In 1890, Siebrecht built a large shingle style residence on the north side of "The Lawn" in the planned community of Rochelle Park.

==Later years==
Siebrecht worked with Nathaniel Britten in laying-out and building what is now known as the New York Botanical Garden. In addition to the Bronx gardens, he also helped plan the extensive Fairmount Park in Philadelphia and to develop Coney Island into a pleasure resort. Siebrecht turned the first shovel of dirt for P.T. Barnum's "Hippodome" at 27th Street and Fourth Avenue in Manhattan and designed Barnum's subsequent Gilmore Gardens.

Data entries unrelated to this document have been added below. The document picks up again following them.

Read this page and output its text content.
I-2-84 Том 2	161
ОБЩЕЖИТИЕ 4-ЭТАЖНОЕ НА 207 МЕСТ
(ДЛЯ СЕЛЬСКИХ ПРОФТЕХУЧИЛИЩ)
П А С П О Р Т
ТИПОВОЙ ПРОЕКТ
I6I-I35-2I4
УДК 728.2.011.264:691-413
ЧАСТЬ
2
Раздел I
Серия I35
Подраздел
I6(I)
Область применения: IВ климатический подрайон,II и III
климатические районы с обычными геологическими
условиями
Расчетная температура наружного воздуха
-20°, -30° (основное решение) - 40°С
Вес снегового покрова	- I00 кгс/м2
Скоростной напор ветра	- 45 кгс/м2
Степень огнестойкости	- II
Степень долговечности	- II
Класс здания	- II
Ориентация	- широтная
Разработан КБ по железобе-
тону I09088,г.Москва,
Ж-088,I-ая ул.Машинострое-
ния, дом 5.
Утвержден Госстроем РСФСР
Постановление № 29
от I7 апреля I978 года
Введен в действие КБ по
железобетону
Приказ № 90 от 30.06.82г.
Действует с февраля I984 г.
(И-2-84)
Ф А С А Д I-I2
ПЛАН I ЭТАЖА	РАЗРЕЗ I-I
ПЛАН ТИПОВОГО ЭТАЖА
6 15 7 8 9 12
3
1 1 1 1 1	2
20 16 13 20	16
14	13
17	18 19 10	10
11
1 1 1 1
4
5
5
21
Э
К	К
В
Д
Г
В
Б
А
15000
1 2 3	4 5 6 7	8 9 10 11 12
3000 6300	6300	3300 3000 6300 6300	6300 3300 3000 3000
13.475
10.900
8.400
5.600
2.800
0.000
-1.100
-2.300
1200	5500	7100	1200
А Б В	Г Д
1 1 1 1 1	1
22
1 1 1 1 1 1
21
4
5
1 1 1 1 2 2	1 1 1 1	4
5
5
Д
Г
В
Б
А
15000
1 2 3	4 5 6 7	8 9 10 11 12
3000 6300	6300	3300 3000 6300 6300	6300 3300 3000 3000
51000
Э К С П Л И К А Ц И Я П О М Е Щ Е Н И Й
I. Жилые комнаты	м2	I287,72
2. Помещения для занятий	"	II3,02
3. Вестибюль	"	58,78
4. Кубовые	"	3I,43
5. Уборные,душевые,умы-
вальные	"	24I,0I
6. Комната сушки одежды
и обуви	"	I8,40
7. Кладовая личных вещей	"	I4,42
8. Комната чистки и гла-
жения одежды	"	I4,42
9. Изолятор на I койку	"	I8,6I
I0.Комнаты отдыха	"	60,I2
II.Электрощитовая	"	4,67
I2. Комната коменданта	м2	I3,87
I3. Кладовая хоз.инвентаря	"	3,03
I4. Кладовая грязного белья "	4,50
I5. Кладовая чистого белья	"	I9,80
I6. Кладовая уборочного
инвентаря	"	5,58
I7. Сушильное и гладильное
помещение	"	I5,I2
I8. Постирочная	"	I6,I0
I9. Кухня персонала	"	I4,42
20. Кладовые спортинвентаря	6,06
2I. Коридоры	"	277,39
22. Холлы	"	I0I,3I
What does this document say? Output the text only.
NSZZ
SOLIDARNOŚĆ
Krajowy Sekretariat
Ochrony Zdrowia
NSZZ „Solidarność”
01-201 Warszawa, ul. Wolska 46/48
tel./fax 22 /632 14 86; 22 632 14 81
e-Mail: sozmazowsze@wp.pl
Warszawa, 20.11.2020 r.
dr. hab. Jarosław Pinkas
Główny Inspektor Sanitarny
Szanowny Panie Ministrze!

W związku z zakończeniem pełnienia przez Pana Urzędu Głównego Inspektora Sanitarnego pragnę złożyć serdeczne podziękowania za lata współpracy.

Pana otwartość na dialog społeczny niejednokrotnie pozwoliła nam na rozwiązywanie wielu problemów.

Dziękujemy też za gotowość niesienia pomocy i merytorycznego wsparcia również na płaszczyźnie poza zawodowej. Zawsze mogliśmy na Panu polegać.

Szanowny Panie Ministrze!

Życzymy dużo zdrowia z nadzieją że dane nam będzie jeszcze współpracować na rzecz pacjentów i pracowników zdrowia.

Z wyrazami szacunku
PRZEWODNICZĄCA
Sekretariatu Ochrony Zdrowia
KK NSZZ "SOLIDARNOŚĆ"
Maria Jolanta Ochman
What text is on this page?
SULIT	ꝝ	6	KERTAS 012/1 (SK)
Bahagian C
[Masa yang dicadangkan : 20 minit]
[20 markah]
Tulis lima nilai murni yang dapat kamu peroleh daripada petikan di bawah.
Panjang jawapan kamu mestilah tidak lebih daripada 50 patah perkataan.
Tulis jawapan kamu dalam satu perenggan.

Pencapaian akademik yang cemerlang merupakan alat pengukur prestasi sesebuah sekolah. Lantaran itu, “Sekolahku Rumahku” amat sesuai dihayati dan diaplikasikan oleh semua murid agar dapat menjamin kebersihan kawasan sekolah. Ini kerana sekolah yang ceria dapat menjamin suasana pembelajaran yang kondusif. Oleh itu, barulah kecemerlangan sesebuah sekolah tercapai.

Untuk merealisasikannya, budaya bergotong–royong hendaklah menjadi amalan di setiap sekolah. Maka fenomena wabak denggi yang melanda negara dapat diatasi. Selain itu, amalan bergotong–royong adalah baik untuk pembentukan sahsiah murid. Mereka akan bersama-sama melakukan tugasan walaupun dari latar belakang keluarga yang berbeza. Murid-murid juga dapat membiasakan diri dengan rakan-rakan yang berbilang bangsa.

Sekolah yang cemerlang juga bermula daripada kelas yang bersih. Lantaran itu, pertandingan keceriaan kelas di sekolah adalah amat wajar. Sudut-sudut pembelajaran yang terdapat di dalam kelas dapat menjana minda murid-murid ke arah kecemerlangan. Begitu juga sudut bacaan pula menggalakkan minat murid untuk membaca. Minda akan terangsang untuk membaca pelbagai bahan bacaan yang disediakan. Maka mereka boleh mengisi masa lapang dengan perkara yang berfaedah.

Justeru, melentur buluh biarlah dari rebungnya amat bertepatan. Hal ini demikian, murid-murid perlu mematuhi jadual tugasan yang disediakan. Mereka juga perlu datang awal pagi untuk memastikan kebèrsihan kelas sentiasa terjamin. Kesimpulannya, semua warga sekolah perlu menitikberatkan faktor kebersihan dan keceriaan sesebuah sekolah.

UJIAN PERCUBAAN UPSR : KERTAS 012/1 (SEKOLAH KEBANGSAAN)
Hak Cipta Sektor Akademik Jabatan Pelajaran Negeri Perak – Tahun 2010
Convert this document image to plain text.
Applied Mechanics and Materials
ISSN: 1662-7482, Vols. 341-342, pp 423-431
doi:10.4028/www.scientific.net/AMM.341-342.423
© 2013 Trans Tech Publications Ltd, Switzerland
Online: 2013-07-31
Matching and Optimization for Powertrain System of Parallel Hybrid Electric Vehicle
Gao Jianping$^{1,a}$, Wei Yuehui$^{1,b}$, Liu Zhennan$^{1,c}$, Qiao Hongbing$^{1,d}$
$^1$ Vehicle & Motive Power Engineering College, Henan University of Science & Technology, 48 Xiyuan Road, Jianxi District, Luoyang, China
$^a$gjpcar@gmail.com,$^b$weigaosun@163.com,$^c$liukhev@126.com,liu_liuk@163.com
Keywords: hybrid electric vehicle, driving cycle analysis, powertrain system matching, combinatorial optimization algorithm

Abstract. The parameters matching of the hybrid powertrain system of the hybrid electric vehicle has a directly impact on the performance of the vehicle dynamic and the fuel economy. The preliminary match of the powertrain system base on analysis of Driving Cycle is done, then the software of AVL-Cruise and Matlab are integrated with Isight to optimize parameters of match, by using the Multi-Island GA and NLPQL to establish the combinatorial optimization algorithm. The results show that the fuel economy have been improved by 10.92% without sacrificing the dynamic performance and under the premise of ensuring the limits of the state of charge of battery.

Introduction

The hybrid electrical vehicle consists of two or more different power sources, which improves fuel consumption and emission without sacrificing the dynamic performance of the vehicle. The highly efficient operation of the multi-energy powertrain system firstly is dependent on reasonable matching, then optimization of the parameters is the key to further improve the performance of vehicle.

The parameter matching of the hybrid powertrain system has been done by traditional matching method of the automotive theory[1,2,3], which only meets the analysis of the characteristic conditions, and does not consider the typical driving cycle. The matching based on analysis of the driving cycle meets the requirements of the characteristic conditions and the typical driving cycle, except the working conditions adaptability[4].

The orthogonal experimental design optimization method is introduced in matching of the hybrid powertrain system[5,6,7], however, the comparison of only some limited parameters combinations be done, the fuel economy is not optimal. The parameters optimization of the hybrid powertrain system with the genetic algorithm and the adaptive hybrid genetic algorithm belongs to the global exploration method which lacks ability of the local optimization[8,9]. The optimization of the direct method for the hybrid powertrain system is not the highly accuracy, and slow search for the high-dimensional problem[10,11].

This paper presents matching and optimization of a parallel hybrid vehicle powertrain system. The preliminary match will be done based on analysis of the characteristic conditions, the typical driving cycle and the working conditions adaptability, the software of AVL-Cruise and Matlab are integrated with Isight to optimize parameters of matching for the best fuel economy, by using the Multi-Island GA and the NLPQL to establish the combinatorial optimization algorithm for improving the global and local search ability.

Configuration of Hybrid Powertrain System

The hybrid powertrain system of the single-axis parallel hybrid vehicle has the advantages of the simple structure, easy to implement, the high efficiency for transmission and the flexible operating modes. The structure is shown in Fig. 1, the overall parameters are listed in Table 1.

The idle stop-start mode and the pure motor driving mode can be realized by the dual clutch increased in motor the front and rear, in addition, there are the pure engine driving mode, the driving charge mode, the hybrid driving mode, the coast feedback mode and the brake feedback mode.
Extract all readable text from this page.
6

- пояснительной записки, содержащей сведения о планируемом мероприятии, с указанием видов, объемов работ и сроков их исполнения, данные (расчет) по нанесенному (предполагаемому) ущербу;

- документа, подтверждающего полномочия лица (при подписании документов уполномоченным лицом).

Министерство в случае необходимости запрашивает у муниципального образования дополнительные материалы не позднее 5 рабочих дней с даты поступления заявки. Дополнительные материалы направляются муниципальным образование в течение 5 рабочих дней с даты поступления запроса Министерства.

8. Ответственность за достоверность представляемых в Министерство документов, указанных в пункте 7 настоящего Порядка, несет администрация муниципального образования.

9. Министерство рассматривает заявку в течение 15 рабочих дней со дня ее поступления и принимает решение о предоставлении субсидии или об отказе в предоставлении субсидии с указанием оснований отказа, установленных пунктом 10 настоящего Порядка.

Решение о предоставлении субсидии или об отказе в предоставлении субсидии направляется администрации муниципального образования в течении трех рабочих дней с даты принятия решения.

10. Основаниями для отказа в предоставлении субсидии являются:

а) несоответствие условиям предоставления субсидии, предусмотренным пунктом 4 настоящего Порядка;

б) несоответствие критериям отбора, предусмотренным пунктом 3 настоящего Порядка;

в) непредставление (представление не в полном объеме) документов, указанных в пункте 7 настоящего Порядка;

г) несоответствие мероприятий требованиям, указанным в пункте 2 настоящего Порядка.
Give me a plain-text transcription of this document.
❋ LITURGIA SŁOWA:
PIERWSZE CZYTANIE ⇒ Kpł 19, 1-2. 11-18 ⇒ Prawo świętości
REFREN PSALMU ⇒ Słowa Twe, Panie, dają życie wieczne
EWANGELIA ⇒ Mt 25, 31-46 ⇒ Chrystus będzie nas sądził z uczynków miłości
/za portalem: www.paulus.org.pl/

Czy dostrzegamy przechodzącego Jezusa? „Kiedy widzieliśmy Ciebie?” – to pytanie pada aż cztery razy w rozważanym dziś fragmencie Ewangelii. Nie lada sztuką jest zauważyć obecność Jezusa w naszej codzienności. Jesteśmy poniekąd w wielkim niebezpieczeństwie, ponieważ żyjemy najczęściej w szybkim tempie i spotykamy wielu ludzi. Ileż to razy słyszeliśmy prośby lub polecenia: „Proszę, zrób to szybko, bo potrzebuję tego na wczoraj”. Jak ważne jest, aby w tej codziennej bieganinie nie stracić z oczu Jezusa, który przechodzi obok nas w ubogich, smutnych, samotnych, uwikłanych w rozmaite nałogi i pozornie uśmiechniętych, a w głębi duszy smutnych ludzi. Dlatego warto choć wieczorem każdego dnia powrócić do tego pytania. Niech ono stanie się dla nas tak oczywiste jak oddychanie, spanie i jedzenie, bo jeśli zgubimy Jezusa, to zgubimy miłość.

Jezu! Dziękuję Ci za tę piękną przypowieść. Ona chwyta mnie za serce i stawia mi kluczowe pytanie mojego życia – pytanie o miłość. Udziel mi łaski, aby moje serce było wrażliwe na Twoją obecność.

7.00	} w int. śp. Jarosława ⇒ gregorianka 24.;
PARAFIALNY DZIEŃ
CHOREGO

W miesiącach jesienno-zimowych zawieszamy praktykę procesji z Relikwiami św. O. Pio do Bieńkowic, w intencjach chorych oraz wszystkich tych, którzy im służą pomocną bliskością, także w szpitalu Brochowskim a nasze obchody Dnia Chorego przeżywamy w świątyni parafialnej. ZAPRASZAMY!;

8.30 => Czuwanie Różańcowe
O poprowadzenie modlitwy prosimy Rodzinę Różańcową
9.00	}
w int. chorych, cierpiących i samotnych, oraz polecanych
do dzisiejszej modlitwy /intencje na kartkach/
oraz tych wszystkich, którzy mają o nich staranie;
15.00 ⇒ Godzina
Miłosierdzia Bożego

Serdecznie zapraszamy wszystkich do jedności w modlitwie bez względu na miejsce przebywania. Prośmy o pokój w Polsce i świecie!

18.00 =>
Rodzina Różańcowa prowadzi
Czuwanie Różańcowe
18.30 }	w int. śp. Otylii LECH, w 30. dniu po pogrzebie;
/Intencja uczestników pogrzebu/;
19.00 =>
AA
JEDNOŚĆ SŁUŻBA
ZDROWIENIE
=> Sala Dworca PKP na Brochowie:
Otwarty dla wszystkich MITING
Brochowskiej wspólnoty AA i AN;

World's Fairs in New York and Chicago, the Philadelphia Centennial and the San Francisco Fair were landscaped by Siebrecht. Among his long list of notable private gardens were those of Thomas Edison in New Jersey and John D. Rockeller Sr. at Pocantico Hills.

==Personal life==
Siebrecht was also a very industrious member of his community in New Rochelle. When New Rochelle was incorporated as a city in 1899, he was one of the first eight aldermen. Later, as a member of City Council, he was dubbed the "Father of North Avenue," having been responsible for widening North Street to become North Avenue. He was also a member of the Huguenot and Historical Society.

In 1923 Siebrecht dismantled his renowned nurseries, reestablishing a fraction of them in Boynton, Florida. In the late 1920s a former employee of Rose Hill Nurseries purchased the name for his own enterprise. Siebrecht died on June 19, 1934, in his apartment at "The Grassmere", at 35 May Street in New Rochelle.